Determining the role of environmental factors and disturbance in the distribution of reed canary grass within wetlands

Reed canary grass (Phalaris arundinacea L.) is an invasive species originally from Europe that has now expanded to a large range within the United States. Reed canary grass possesses a number of traits that allow it to thrive in a wide range of environmental factors, including high rates of sedimentation, bouts of flooding, and high levels of nutrient inputs. Therefore, the goals of our study were to determine if 1) certain types of wetland were more susceptible to Reed canary grass invasion, and 2) disturbances facilitated Reed canary grass invasion.

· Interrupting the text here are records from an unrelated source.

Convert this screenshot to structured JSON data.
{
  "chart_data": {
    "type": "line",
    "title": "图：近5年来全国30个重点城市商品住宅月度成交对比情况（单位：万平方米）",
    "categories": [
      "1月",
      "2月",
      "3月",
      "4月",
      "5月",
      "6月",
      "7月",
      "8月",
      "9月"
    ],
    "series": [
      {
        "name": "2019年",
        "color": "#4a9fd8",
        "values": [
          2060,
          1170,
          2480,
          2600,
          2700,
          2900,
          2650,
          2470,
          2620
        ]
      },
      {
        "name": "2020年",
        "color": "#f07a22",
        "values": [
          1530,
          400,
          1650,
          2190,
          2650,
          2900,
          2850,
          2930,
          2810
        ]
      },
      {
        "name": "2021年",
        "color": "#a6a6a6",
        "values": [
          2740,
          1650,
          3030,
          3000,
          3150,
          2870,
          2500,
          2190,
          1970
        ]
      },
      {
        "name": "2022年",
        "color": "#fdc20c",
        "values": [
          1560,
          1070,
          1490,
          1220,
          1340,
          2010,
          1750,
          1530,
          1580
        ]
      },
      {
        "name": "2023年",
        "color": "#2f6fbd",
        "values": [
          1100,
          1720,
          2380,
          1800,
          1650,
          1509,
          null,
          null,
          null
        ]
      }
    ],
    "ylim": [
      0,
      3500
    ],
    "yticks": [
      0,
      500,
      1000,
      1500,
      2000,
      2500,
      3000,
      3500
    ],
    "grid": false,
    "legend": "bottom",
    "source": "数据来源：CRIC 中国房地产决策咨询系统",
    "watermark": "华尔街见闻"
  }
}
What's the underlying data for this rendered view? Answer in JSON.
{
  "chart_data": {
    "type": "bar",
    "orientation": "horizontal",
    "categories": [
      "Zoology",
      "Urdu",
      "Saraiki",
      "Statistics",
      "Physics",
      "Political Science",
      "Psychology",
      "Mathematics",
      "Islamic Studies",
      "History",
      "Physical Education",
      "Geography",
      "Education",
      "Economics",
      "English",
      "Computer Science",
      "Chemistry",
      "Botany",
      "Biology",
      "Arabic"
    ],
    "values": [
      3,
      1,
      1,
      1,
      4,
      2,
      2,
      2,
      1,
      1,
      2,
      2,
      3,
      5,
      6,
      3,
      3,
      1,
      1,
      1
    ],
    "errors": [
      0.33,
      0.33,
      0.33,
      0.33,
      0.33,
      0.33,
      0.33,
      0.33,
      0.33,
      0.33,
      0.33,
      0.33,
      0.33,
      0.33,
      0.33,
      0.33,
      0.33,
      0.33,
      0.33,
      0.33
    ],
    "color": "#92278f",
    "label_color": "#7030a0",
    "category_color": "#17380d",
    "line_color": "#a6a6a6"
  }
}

This study was conducted within the Keweenaw Bay Indian Community reservation in the Upper Peninsula of Michigan, in Baraga County. We selected 28 wetlands for analysis. At each wetland, we identified and sampled distinct vegetative communities and their corresponding environmental attributes, which included water table depth, pH, conductivity, calcium and magnesium concentrations, and percent organic matter. Disturbances at each site were catalogued and their severity estimated with the aid of aerial photos. A GIS dataset containing information about the location of Reed canary grass within the study wetlands, the surrounding roads and the level of roadside Reed canary grass invasion was also developed. In all, 287 plant species were identified and classified into 16 communities, which were then further grouped into three broad groupings of wetlands: nonforested graminoid, Sphagnum peatlands, and forested wetlands. The two most common disturbances identified were roads and off-road recreation trails, both occurring at 23 of the 28 sites. Logging activity surrounding the wetlands was the next most common disturbance and was found at 18 of the sites. Occurrence of Reed canary grass was most common in the non-forested graminoid communities. Reed canary grass was very infrequent in forested wetlands, and almost never occurred in the Sphagnum peatlands. Disturbance intensity was the most significant environmental factor in explaining Reed canary grass occurrence within wetlands. Statistically significant relationships were identified at distances of 1000 m, 500 m, and 250 m from studied wetlands, between the level of road development and the severity of Reed canary grass invasion along roadsides. Further analysis revealed a significant relationship between roadside Reed canary grass populations and the level of road development (e.g. paved, graded, and ungraded).